Também com bolsa FAPESP, nesse momento estou desenvolvendo pesquisa de pós-doutorado no Departamento de Filosofia da Universidade Federal de São Carlos [UFSCar]. No trabalho, abordo a repercussão de autores franceses do século XIX na teoria política contemporânea. Minha participação no grupo de estudos de filosofia política da UFSCar até o momento foi toda on-line. Aliás, desde que iniciei o pós-doutorado, no segundo semestre de 2021, todas as atividades têm transcorrido de forma virtual.
No final de dezembro, minha companheira e eu testamos positivo para Covid-19. Comecei a sentir os sintomas bem na véspera do Natal. Íamos fazer uma ceia pequena com parte da família dela, mas o diagnóstico não permitiu. Tivemos que ficar em isolamento entre o Natal e o Ano-Novo. Os sintomas foram leves, com febre baixa e dor de garganta um pouco mais acentuada, mas, como já estávamos com as duas doses da vacina, não tivemos nada mais grave.

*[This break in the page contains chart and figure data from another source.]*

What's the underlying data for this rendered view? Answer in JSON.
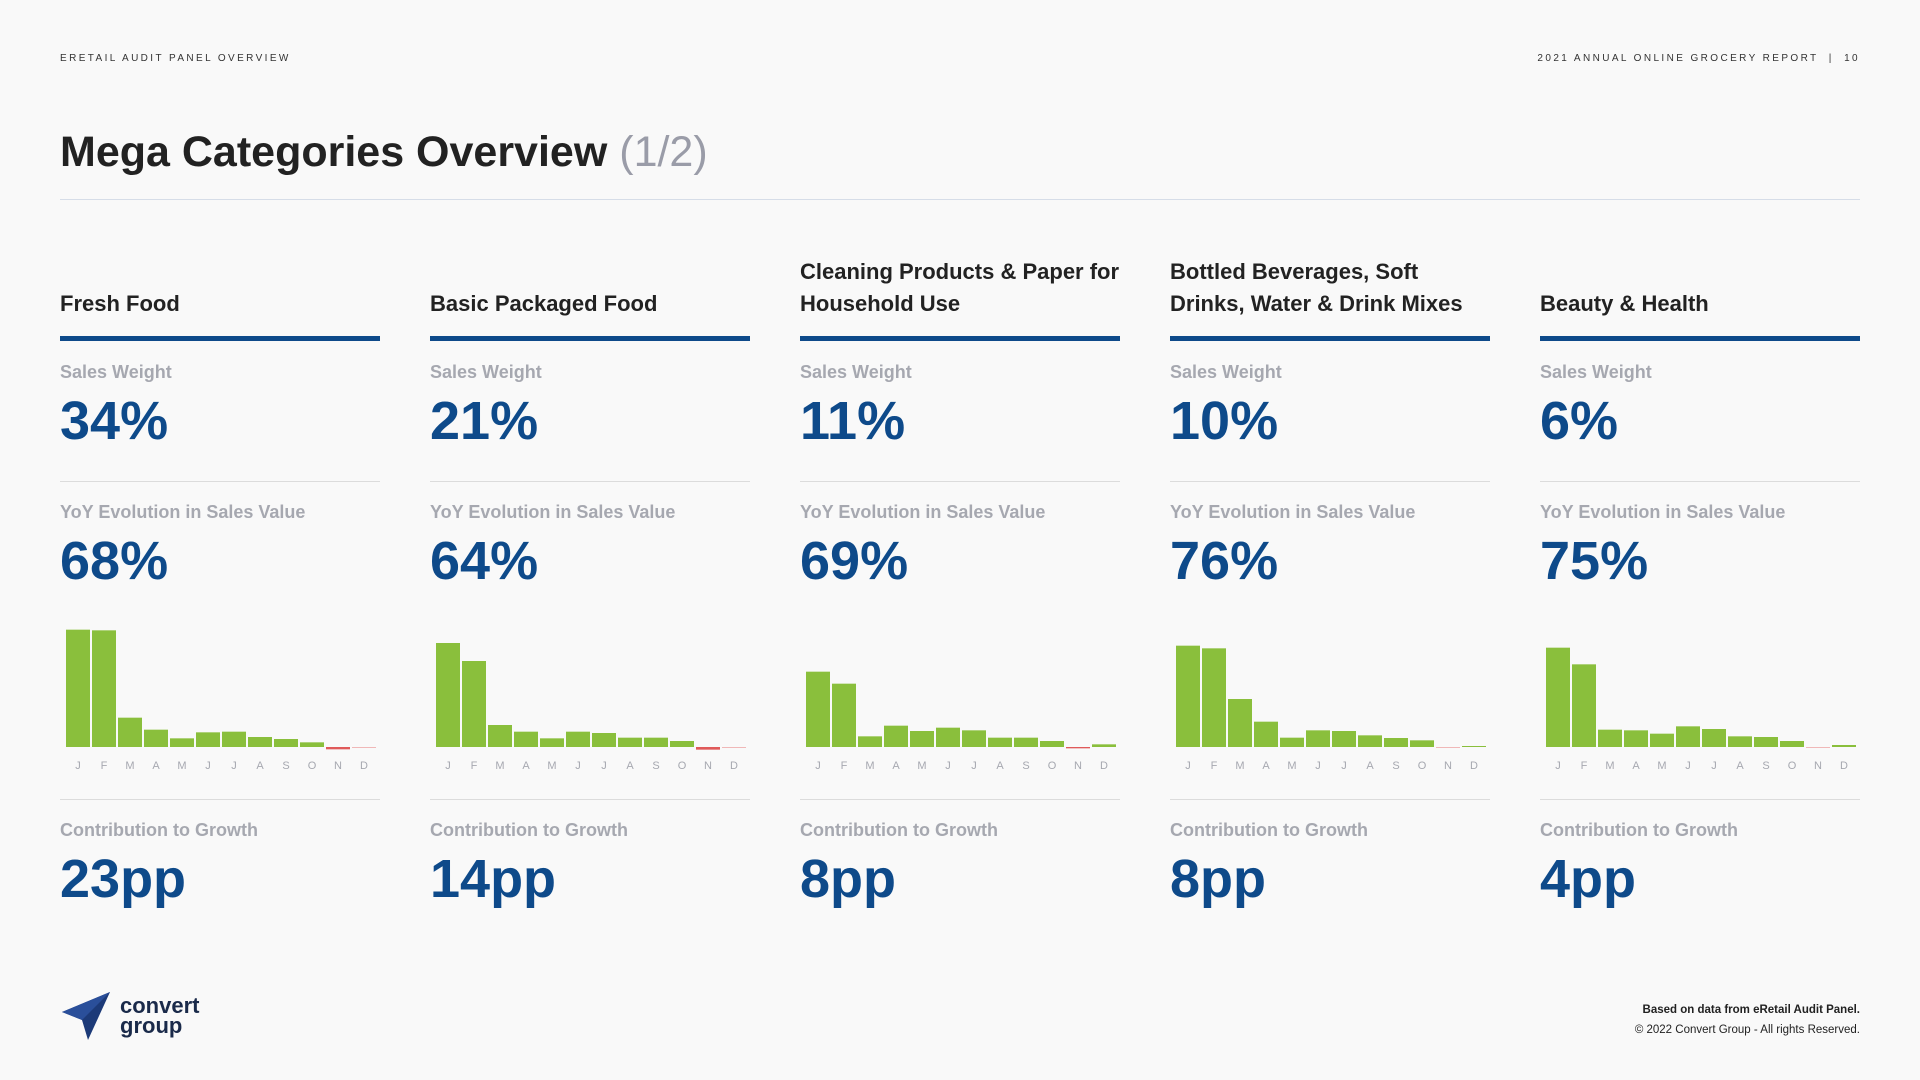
{
  "header": {
    "left": "ERETAIL AUDIT PANEL OVERVIEW",
    "right": "2021 ANNUAL ONLINE GROCERY REPORT  |  10"
  },
  "title": {
    "main": "Mega Categories Overview",
    "sub": "(1/2)"
  },
  "labels": {
    "sales_weight": "Sales Weight",
    "yoy": "YoY Evolution in Sales Value",
    "contribution": "Contribution to Growth"
  },
  "colors": {
    "accent": "#0e4a8a",
    "positive": "#8abf3c",
    "negative": "#e05a5a"
  },
  "categories": [
    {
      "name": "Fresh Food",
      "sales_weight": "34%",
      "yoy": "68%",
      "contribution": "23pp"
    },
    {
      "name": "Basic Packaged Food",
      "sales_weight": "21%",
      "yoy": "64%",
      "contribution": "14pp"
    },
    {
      "name": "Cleaning Products & Paper for Household Use",
      "sales_weight": "11%",
      "yoy": "69%",
      "contribution": "8pp"
    },
    {
      "name": "Bottled Beverages, Soft Drinks, Water & Drink Mixes",
      "sales_weight": "10%",
      "yoy": "76%",
      "contribution": "8pp"
    },
    {
      "name": "Beauty & Health",
      "sales_weight": "6%",
      "yoy": "75%",
      "contribution": "4pp"
    }
  ],
  "chart_data": [
    {
      "type": "bar",
      "title": "Fresh Food",
      "categories": [
        "J",
        "F",
        "M",
        "A",
        "M",
        "J",
        "J",
        "A",
        "S",
        "O",
        "N",
        "D"
      ],
      "values": [
        352,
        350,
        88,
        52,
        26,
        44,
        46,
        30,
        24,
        14,
        -7,
        -2
      ],
      "ylim": [
        -10,
        360
      ]
    },
    {
      "type": "bar",
      "title": "Basic Packaged Food",
      "categories": [
        "J",
        "F",
        "M",
        "A",
        "M",
        "J",
        "J",
        "A",
        "S",
        "O",
        "N",
        "D"
      ],
      "values": [
        312,
        258,
        66,
        46,
        26,
        46,
        42,
        28,
        28,
        18,
        -8,
        -2
      ],
      "ylim": [
        -10,
        360
      ]
    },
    {
      "type": "bar",
      "title": "Cleaning Products & Paper for Household Use",
      "categories": [
        "J",
        "F",
        "M",
        "A",
        "M",
        "J",
        "J",
        "A",
        "S",
        "O",
        "N",
        "D"
      ],
      "values": [
        226,
        190,
        32,
        64,
        48,
        58,
        50,
        28,
        28,
        18,
        -4,
        8
      ],
      "ylim": [
        -10,
        360
      ]
    },
    {
      "type": "bar",
      "title": "Bottled Beverages, Soft Drinks, Water & Drink Mixes",
      "categories": [
        "J",
        "F",
        "M",
        "A",
        "M",
        "J",
        "J",
        "A",
        "S",
        "O",
        "N",
        "D"
      ],
      "values": [
        304,
        296,
        144,
        76,
        28,
        50,
        48,
        35,
        27,
        20,
        -1,
        3
      ],
      "ylim": [
        -10,
        360
      ]
    },
    {
      "type": "bar",
      "title": "Beauty & Health",
      "categories": [
        "J",
        "F",
        "M",
        "A",
        "M",
        "J",
        "J",
        "A",
        "S",
        "O",
        "N",
        "D"
      ],
      "values": [
        298,
        248,
        52,
        50,
        40,
        62,
        54,
        32,
        30,
        18,
        -1,
        6
      ],
      "ylim": [
        -10,
        360
      ]
    }
  ],
  "logo": {
    "line1": "convert",
    "line2": "group"
  },
  "footer": {
    "source": "Based on data from eRetail Audit Panel.",
    "copyright": "© 2022 Convert Group - All rights Reserved."
  }
}
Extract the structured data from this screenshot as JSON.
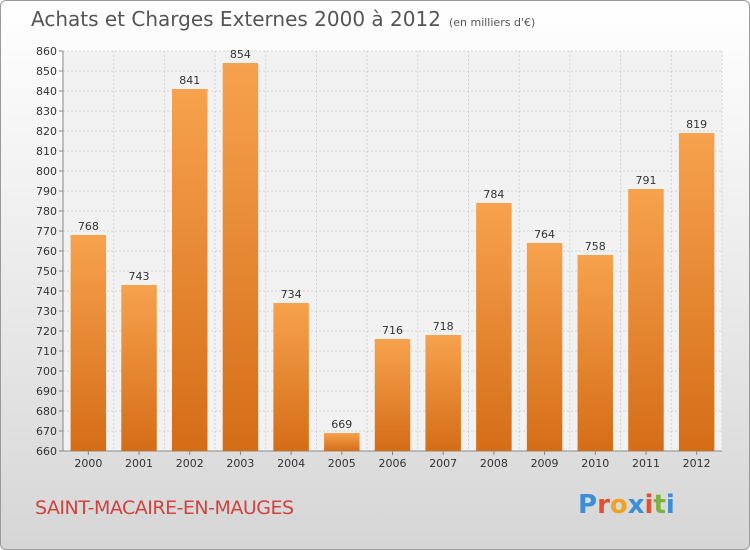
{
  "header": {
    "title": "Achats et Charges Externes 2000 à 2012",
    "subtitle": "(en milliers d'€)"
  },
  "footer": {
    "commune": "SAINT-MACAIRE-EN-MAUGES",
    "logo_text": "Proxiti"
  },
  "colors": {
    "bar_top": "#f7a24e",
    "bar_bottom": "#d56d17",
    "title": "#555555",
    "commune": "#d0433f",
    "logo": [
      "#3a8fd6",
      "#e2502d",
      "#f0a323",
      "#3a8fd6",
      "#e2502d",
      "#7cb342",
      "#3a8fd6"
    ]
  },
  "chart_data": {
    "type": "bar",
    "title": "Achats et Charges Externes 2000 à 2012",
    "subtitle": "(en milliers d'€)",
    "categories": [
      "2000",
      "2001",
      "2002",
      "2003",
      "2004",
      "2005",
      "2006",
      "2007",
      "2008",
      "2009",
      "2010",
      "2011",
      "2012"
    ],
    "values": [
      768,
      743,
      841,
      854,
      734,
      669,
      716,
      718,
      784,
      764,
      758,
      791,
      819
    ],
    "ylim": [
      660,
      860
    ],
    "yticks": [
      660,
      670,
      680,
      690,
      700,
      710,
      720,
      730,
      740,
      750,
      760,
      770,
      780,
      790,
      800,
      810,
      820,
      830,
      840,
      850,
      860
    ],
    "grid": true,
    "xlabel": "",
    "ylabel": ""
  }
}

Penso que a pandemia radicalizou o sentimento de incerteza sobre o futuro, tanto a curto quanto a longo prazo, pois tudo passou a ser muito mais instável. As produções que ocorrem no campo da pesquisa científica, que é uma área que vive de projetos de médio e longo prazos, acabaram sendo influenciadas por essas incertezas. Mesmo com a vacinação, ainda não sabemos se nos próximos meses, ou até anos, precisaremos continuar lidando com a necessidade de distanciamento físico, ainda que em uma escala menor. E há o receio de novas pandemias. Pesquisadores e instituições terão de aprender a lidar com isso, seja trabalhando com prazos mais flexíveis ou contemplando, em seus planejamentos, quadros de incerteza.